As ever with grape varieties, the best source for information is Wine Grapes by Jancis Robinson MW, Julia Harding MW and José Vouillamoz, who explain its background and parentage beautifully and to which curious readers are directed.

Granada surrenders to Ferdinand and Isabella, Pedro Ximenez was probably already planted in the surrounding countryside and always has been.

Modern genetic science blows an even bigger breach in the story as it has been shown that is much more likely is that the grape is North African or even out-and out-Spanish in origin and probably never left the southern Mediterranean at all – one parent is thought to be Gibi, an old Arabic table grape which was once grown in Spain and southern France.

It is possible that when the Reconquista had been completed in 1492 with the capture of Granada (by Ferdinand and Isabella – see above), many things of Moorish origin were renamed by the Spanish.

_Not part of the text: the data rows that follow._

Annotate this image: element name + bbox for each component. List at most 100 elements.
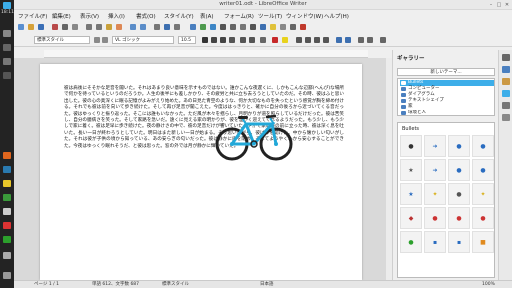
hyperlink-icon[interactable] bbox=[260, 24, 266, 30]
insert-pagebreak-icon[interactable] bbox=[230, 24, 236, 30]
italic-icon[interactable] bbox=[211, 37, 217, 43]
indent-icon[interactable] bbox=[358, 37, 364, 43]
cut-icon[interactable] bbox=[86, 24, 92, 30]
menu-table[interactable]: 表(A) bbox=[200, 12, 214, 20]
page-count[interactable]: ページ 1 / 1 bbox=[34, 281, 59, 288]
bullet-item[interactable]: ➜ bbox=[424, 159, 446, 181]
document-page[interactable]: 彼は肩後にそそかな足音を聞いた。それはあまり良い意味を示すものではない。誰かこん… bbox=[40, 64, 362, 280]
writer-icon[interactable] bbox=[3, 208, 11, 215]
save-icon[interactable] bbox=[38, 24, 44, 30]
app-icon[interactable] bbox=[3, 30, 11, 37]
menu-file[interactable]: ファイル(F) bbox=[18, 12, 47, 20]
superscript-icon[interactable] bbox=[240, 37, 246, 43]
bullet-item[interactable]: ● bbox=[472, 159, 494, 181]
minimize-button[interactable]: – bbox=[488, 2, 494, 8]
bullet-item[interactable]: ● bbox=[424, 207, 446, 229]
line-icon[interactable] bbox=[290, 24, 296, 30]
maximize-button[interactable]: □ bbox=[496, 2, 502, 8]
styles-icon[interactable] bbox=[502, 78, 510, 85]
files-icon[interactable] bbox=[3, 166, 11, 173]
menu-tools[interactable]: ツール(T) bbox=[258, 12, 282, 20]
undo-icon[interactable] bbox=[130, 24, 136, 30]
insert-chart-icon[interactable] bbox=[210, 24, 216, 30]
subscript-icon[interactable] bbox=[249, 37, 255, 43]
page-style[interactable]: 標準スタイル bbox=[162, 281, 189, 288]
print-icon[interactable] bbox=[62, 24, 68, 30]
gallery-icon[interactable] bbox=[502, 90, 510, 97]
insert-table-icon[interactable] bbox=[190, 24, 196, 30]
notes-icon[interactable] bbox=[3, 180, 11, 187]
menu-insert[interactable]: 挿入(I) bbox=[108, 12, 125, 20]
paste-icon[interactable] bbox=[106, 24, 112, 30]
menu-help[interactable]: ヘルプ(H) bbox=[324, 12, 349, 20]
bullet-item[interactable]: ● bbox=[400, 231, 422, 253]
close-button[interactable]: ✕ bbox=[504, 2, 510, 8]
bullet-item[interactable]: ▪ bbox=[448, 231, 470, 253]
preview-icon[interactable] bbox=[72, 24, 78, 30]
bullet-item[interactable]: ● bbox=[400, 135, 422, 157]
new-style-icon[interactable] bbox=[102, 37, 108, 43]
page-icon[interactable] bbox=[502, 114, 510, 121]
align-center-icon[interactable] bbox=[305, 37, 311, 43]
bullet-item[interactable]: ★ bbox=[400, 183, 422, 205]
calc-icon[interactable] bbox=[3, 194, 11, 201]
insert-image-icon[interactable] bbox=[200, 24, 206, 30]
firefox-icon[interactable] bbox=[3, 152, 11, 159]
theme-item-environment[interactable]: 環境と人 bbox=[400, 110, 494, 115]
formatting-marks-icon[interactable] bbox=[174, 24, 180, 30]
bullet-item[interactable]: ✦ bbox=[472, 183, 494, 205]
menu-form[interactable]: フォーム(R) bbox=[224, 12, 254, 20]
open-icon[interactable] bbox=[28, 24, 34, 30]
update-style-icon[interactable] bbox=[94, 37, 100, 43]
language[interactable]: 日本語 bbox=[260, 281, 274, 288]
menu-edit[interactable]: 編集(E) bbox=[52, 12, 71, 20]
trash-icon[interactable] bbox=[3, 252, 11, 259]
clone-icon[interactable] bbox=[116, 24, 122, 30]
sidebar-menu-icon[interactable] bbox=[502, 54, 510, 61]
bullet-item[interactable]: ➜ bbox=[424, 135, 446, 157]
font-name-combo[interactable]: VL ゴシック bbox=[112, 36, 174, 44]
app-icon[interactable] bbox=[3, 236, 11, 243]
highlight-icon[interactable] bbox=[282, 37, 288, 43]
bullet-item[interactable]: ✦ bbox=[424, 183, 446, 205]
strikethrough-icon[interactable] bbox=[229, 37, 235, 43]
navigator-icon[interactable] bbox=[502, 102, 510, 109]
settings-icon[interactable] bbox=[3, 272, 11, 279]
bullet-item[interactable]: ■ bbox=[472, 231, 494, 253]
horizontal-ruler[interactable] bbox=[44, 50, 368, 58]
copy-icon[interactable] bbox=[96, 24, 102, 30]
bullet-item[interactable]: ● bbox=[448, 207, 470, 229]
new-icon[interactable] bbox=[18, 24, 24, 30]
shapes-icon[interactable] bbox=[300, 24, 306, 30]
bullet-item[interactable]: ● bbox=[472, 135, 494, 157]
zoom-level[interactable]: 100% bbox=[482, 281, 495, 288]
font-color-icon[interactable] bbox=[272, 37, 278, 43]
menu-window[interactable]: ウィンドウ(W) bbox=[286, 12, 323, 20]
font-size-combo[interactable]: 10.5 bbox=[178, 36, 196, 44]
launcher-icon[interactable] bbox=[3, 2, 11, 9]
menu-format[interactable]: 書式(O) bbox=[136, 12, 156, 20]
bullet-item[interactable]: ● bbox=[448, 135, 470, 157]
find-icon[interactable] bbox=[154, 24, 160, 30]
bullet-item[interactable]: ● bbox=[448, 183, 470, 205]
bullet-item[interactable]: ★ bbox=[400, 159, 422, 181]
justify-icon[interactable] bbox=[323, 37, 329, 43]
menu-view[interactable]: 表示(V) bbox=[80, 12, 99, 20]
app-icon[interactable] bbox=[3, 58, 11, 65]
bicycle-image[interactable] bbox=[214, 108, 294, 164]
clear-format-icon[interactable] bbox=[260, 37, 266, 43]
align-right-icon[interactable] bbox=[314, 37, 320, 43]
bullet-item[interactable]: ● bbox=[472, 207, 494, 229]
pdf-icon[interactable] bbox=[52, 24, 58, 30]
app-icon[interactable] bbox=[3, 222, 11, 229]
insert-field-icon[interactable] bbox=[240, 24, 246, 30]
bullets-icon[interactable] bbox=[336, 37, 342, 43]
bullet-item[interactable]: ● bbox=[448, 159, 470, 181]
document-body-text[interactable]: 彼は肩後にそそかな足音を聞いた。それはあまり良い意味を示すものではない。誰かこん… bbox=[64, 86, 344, 150]
special-char-icon[interactable] bbox=[250, 24, 256, 30]
menu-styles[interactable]: スタイル(Y) bbox=[164, 12, 194, 20]
paragraph-style-combo[interactable]: 標準スタイル bbox=[34, 36, 90, 44]
underline-icon[interactable] bbox=[220, 37, 226, 43]
bold-icon[interactable] bbox=[202, 37, 208, 43]
numbering-icon[interactable] bbox=[345, 37, 351, 43]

Pedro Ximénez may be a Spanish form of a Moorish name or perhaps a person that the two Catholic majesties deemed particularly worthy of remembrance due to his part in the Reconquista.

As a result, if it was not brought back by a soldier then military adventure would certainly take it out of its homeland as Ferdinand and Isabella were also responsible for beginning Spain on its period of post-Islamic colonisation in the New World.

And after the conquests of Magellan, Pirazzo and Cortés, came the priests bearing wine and the means of producing more wine that was so necessary in the liturgical rites. And one of the varieties they took with them was Pedro Ximénez.

Essentially the Dominicans, Jesuits and Benedictines would go on to lay the foundations of the wine industry in the Americas but that, perhaps, is a story for another day.